Politica

Medici senza frontiere: talebani dell'accoglienza

Non riconoscono l'autorità dello Stato e, in nome del soccorso, fanno politica

Medici senza frontiere: talebani dell'accoglienza

Sono i talebani del salvataggio in mare. Sono le ultime tre organizzazioni irriducibili nel rifiutare il codice di condotta imposto dal ministero degli Interni alle Ong che pretendono di continuare a sbarcare migranti nei nostri porti. Ma a far specie non è la presenza in quel terzetto di due organizzazioni ideologizzate come Jugend Rettet e Seawatch. A stupire è la presenza di un gigante dell'azione umanitaria come Medici Senza Frontiere. Un gigante che non solo non si vergogna di ritrovarsi associata ad una organizzazione come Jugend Rettet, indiziata di connivenza con i trafficanti di uomini, ma continua ad assumere posizioni sempre più irriducibili. Posizioni più consone ad una formazione politica che non ad un gruppo umanitario.

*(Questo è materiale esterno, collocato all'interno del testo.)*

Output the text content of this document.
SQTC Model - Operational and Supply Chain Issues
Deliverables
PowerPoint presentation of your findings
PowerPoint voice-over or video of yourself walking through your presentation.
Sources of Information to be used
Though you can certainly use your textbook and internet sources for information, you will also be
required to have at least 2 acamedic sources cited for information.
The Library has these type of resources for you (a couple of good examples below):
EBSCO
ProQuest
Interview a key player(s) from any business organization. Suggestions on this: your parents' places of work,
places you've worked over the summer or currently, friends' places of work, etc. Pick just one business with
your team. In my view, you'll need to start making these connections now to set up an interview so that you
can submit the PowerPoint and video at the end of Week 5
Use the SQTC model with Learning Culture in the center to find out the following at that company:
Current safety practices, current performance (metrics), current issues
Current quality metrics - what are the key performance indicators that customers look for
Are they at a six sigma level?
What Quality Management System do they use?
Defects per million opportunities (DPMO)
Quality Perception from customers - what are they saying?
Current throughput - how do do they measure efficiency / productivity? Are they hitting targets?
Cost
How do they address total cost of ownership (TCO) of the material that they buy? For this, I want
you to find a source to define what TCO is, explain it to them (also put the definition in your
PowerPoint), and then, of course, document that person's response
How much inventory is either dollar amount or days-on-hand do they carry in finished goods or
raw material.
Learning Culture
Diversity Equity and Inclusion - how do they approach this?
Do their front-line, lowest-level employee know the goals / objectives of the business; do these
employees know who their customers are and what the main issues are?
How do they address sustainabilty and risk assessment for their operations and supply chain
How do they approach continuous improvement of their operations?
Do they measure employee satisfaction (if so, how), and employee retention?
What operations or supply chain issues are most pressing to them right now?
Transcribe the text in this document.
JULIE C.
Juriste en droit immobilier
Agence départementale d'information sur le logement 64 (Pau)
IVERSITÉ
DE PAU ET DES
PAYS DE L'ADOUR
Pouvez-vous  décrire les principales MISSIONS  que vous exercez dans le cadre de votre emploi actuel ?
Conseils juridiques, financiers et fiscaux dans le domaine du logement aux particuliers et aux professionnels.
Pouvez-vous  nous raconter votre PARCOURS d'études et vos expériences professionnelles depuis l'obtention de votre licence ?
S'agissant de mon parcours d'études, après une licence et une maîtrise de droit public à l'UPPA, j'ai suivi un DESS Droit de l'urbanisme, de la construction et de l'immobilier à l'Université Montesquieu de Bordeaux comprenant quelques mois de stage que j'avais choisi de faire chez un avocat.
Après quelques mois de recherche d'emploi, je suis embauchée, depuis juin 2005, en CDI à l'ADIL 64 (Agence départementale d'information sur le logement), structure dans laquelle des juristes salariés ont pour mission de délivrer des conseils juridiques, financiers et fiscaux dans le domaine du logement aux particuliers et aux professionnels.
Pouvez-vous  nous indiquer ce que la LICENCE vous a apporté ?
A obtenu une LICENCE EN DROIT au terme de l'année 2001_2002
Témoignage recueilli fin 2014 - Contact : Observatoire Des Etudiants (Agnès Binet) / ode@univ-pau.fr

Chi scrive conosce Msf dal lontano 1984 quando era l'unica ad assistere gli sfollati Karen perseguitati dal regime birmano e ammassati nei campi intorno allo sperduto villaggio di Mae Sot alla frontiera thailandese. E nei 33 anni successivi ha continuato ad incontrarla in decine di altri buchi neri del pianeta apprezzandone serietà e professionalità. Così mesi fa sembrò quasi impossibile dubitare della correttezza di Msf, sospettata - come altre Ong - di irregolarità nelle operazioni di soccorso. Era un pia illusione.

Msf Italia svolge, in verità, un ruolo ancor più riprovevole rispetto alla banale collusione materiale con i trafficanti di uomini imputata ad organizzazioni minori. Sfruttando la propria autorevolezza internazionale si è disfatta dei panni umanitari per vestire quelli di portabandiera politico nella battaglia contro il codice di condotta del Viminale. E non si vergogna di continuare a farlo nemmeno quando cinque delle otto Ong impegnate nel Canale di Sicilia si convertono alla ragionevolezza firmando le proposte governative.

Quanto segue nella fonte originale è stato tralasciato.